I have not seen such a clear description of some of the difficulties around treatment unblinding before… experiencing side effects being a dead giveaway. Interesting.
It’s a bit scary and I am sure frustrating for researchers to know that the margin of an effect is so easily out shone by placebo and blinding effects.
All the more reason why we need an understanding of the actual problem, what the treatment target is… and how the drug directly affects it.
In the case of the mind… which can be modeled as an objects relations computer… why have I never see a discussion along the lines of:
– perception is the (automated) functionality in which we represent what is, from a stimulus or instance of action
– It yields a prediction and orientates our response towards action that will generate satisfaction in how we relate to that prediction
This string of information is the idea we hold in mind as representative of the scene we are in.

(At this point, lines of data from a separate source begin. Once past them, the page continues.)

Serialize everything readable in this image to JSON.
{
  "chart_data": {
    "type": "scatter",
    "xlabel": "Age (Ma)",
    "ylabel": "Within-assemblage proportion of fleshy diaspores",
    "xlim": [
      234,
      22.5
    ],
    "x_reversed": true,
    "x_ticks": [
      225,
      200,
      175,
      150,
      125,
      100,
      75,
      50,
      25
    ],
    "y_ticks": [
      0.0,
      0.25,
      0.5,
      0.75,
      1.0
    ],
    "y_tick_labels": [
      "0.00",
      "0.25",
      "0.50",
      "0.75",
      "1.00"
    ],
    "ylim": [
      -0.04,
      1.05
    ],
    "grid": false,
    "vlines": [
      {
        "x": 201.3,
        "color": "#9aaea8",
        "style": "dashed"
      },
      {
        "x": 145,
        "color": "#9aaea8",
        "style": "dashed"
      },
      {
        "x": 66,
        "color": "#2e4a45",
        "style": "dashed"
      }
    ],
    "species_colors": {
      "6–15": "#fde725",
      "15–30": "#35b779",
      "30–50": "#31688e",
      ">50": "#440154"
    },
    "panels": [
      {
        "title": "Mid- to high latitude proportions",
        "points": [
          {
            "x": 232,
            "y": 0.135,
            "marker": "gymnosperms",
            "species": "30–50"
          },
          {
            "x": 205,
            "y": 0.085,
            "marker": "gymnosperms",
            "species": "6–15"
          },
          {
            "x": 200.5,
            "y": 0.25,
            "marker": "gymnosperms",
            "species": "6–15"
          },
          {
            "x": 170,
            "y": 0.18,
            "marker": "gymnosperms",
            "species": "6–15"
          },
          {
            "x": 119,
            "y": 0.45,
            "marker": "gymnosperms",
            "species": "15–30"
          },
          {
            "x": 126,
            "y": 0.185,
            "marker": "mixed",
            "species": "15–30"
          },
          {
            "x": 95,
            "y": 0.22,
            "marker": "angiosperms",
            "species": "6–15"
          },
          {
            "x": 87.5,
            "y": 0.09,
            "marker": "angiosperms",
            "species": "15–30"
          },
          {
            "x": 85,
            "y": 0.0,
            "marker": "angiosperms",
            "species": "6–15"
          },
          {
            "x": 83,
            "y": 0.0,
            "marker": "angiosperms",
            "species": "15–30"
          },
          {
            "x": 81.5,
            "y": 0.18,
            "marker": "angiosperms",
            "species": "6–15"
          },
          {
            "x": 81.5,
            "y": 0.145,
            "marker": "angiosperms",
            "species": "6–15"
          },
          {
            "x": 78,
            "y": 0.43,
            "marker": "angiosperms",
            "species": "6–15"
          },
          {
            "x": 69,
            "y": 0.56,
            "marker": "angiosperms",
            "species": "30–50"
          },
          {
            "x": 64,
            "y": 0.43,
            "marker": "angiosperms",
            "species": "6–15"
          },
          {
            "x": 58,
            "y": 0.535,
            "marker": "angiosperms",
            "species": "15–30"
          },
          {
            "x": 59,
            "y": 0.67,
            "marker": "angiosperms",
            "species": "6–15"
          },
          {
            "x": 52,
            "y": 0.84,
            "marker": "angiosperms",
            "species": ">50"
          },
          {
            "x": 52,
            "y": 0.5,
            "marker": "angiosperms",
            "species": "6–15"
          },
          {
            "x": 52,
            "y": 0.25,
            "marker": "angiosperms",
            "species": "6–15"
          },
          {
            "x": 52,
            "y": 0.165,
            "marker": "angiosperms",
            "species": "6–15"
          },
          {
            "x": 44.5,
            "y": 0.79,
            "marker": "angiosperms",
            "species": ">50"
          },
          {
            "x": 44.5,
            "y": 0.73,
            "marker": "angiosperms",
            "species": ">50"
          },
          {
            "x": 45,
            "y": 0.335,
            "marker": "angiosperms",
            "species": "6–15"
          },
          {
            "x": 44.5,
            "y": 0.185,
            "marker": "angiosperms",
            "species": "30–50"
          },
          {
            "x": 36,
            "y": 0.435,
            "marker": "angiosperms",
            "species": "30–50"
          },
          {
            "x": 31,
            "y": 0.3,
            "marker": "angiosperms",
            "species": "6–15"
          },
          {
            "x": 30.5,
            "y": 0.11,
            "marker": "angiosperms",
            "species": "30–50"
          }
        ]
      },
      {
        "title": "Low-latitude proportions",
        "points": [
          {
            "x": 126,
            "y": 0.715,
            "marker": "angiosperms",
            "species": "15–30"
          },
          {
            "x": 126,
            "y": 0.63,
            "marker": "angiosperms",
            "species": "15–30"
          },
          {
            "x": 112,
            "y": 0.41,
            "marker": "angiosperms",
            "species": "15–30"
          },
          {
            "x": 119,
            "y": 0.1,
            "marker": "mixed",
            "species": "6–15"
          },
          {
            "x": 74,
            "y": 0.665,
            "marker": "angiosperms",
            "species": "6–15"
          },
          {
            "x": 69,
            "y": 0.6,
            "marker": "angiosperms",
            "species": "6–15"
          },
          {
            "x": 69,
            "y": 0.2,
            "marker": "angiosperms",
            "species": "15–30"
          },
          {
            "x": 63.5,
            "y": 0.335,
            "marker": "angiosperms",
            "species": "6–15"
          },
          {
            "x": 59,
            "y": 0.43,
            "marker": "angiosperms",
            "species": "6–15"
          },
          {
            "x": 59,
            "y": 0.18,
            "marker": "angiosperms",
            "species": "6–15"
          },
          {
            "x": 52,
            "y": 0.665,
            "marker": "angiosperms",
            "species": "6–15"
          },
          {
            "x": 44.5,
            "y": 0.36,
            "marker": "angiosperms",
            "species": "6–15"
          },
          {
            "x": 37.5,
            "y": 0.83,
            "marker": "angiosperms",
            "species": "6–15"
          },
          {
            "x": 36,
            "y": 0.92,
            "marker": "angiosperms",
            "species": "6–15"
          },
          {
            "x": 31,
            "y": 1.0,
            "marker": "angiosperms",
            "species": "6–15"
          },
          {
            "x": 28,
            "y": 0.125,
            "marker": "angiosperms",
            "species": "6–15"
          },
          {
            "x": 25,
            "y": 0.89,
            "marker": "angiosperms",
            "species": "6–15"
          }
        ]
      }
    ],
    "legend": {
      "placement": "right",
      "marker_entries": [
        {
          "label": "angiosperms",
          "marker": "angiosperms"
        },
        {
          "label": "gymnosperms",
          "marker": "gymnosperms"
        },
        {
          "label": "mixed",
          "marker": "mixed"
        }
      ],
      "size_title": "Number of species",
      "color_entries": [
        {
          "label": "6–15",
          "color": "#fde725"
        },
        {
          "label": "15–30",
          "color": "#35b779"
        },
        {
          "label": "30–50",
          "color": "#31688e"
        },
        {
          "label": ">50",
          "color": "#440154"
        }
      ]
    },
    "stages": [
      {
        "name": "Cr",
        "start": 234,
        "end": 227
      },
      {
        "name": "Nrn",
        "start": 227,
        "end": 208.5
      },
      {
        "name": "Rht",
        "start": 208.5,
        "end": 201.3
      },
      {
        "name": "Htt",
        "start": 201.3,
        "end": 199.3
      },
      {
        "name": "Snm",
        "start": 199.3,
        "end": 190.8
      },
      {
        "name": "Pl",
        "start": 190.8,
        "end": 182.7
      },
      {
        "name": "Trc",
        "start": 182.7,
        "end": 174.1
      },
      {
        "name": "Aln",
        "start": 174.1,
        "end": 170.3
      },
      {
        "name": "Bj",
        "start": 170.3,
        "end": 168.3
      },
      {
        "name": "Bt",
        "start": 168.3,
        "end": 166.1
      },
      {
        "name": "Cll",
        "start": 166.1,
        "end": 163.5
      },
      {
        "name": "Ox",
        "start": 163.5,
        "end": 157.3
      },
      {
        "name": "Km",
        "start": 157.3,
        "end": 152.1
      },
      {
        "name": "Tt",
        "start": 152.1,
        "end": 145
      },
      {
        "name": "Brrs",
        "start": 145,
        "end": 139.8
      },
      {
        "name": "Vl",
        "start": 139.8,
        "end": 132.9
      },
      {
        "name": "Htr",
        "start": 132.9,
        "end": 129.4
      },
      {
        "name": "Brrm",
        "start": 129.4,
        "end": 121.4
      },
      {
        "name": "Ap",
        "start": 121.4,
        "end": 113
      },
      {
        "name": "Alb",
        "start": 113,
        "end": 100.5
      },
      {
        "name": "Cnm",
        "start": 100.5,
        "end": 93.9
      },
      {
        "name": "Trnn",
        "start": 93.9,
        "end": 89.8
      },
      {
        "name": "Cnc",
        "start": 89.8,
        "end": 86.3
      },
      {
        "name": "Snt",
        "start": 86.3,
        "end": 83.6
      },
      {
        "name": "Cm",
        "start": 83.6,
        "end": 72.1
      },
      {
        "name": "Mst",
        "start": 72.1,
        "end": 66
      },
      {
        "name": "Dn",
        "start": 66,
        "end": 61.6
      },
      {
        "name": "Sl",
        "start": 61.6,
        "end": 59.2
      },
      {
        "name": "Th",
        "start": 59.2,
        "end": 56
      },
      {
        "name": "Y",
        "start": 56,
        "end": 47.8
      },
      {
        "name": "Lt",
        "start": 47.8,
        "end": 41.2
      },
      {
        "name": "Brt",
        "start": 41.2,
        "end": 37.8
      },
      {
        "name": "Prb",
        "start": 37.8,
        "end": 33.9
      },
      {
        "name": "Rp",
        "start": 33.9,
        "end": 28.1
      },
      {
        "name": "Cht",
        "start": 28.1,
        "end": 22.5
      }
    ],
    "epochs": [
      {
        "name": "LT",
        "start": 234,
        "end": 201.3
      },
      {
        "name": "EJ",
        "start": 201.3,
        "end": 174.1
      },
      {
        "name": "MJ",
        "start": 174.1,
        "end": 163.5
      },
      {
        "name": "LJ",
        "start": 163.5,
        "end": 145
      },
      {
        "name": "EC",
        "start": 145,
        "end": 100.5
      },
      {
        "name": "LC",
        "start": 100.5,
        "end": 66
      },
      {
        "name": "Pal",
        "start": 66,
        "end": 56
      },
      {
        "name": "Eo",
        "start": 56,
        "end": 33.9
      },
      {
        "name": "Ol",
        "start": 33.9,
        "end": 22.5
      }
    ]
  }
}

– We are able to apply our top down executive function to model plausible outcomes
– We are able to model the effects that ‘next’ actions, my own and/or those of others
– That will accept the prediction or generate alternative outcomes
– A context in which we can assess the implications and value of particular outcomes
– To find the most appropriate or beneficial way to respond
From this ‘set’ of plausible actions we can signal others and work together to find a way to achieve outcomes that are acceptable to the many. Which will generate recognition.
If we get this right often enough, our thoughts and actions seamlessly generate ‘reward’, which we will positively associate with the thoughts and actions taken.
Where are these drugs… including the placebo… acting in this repetitive ‘process’ through which we relate to the world. Why are we talking chemistry rather tha processing?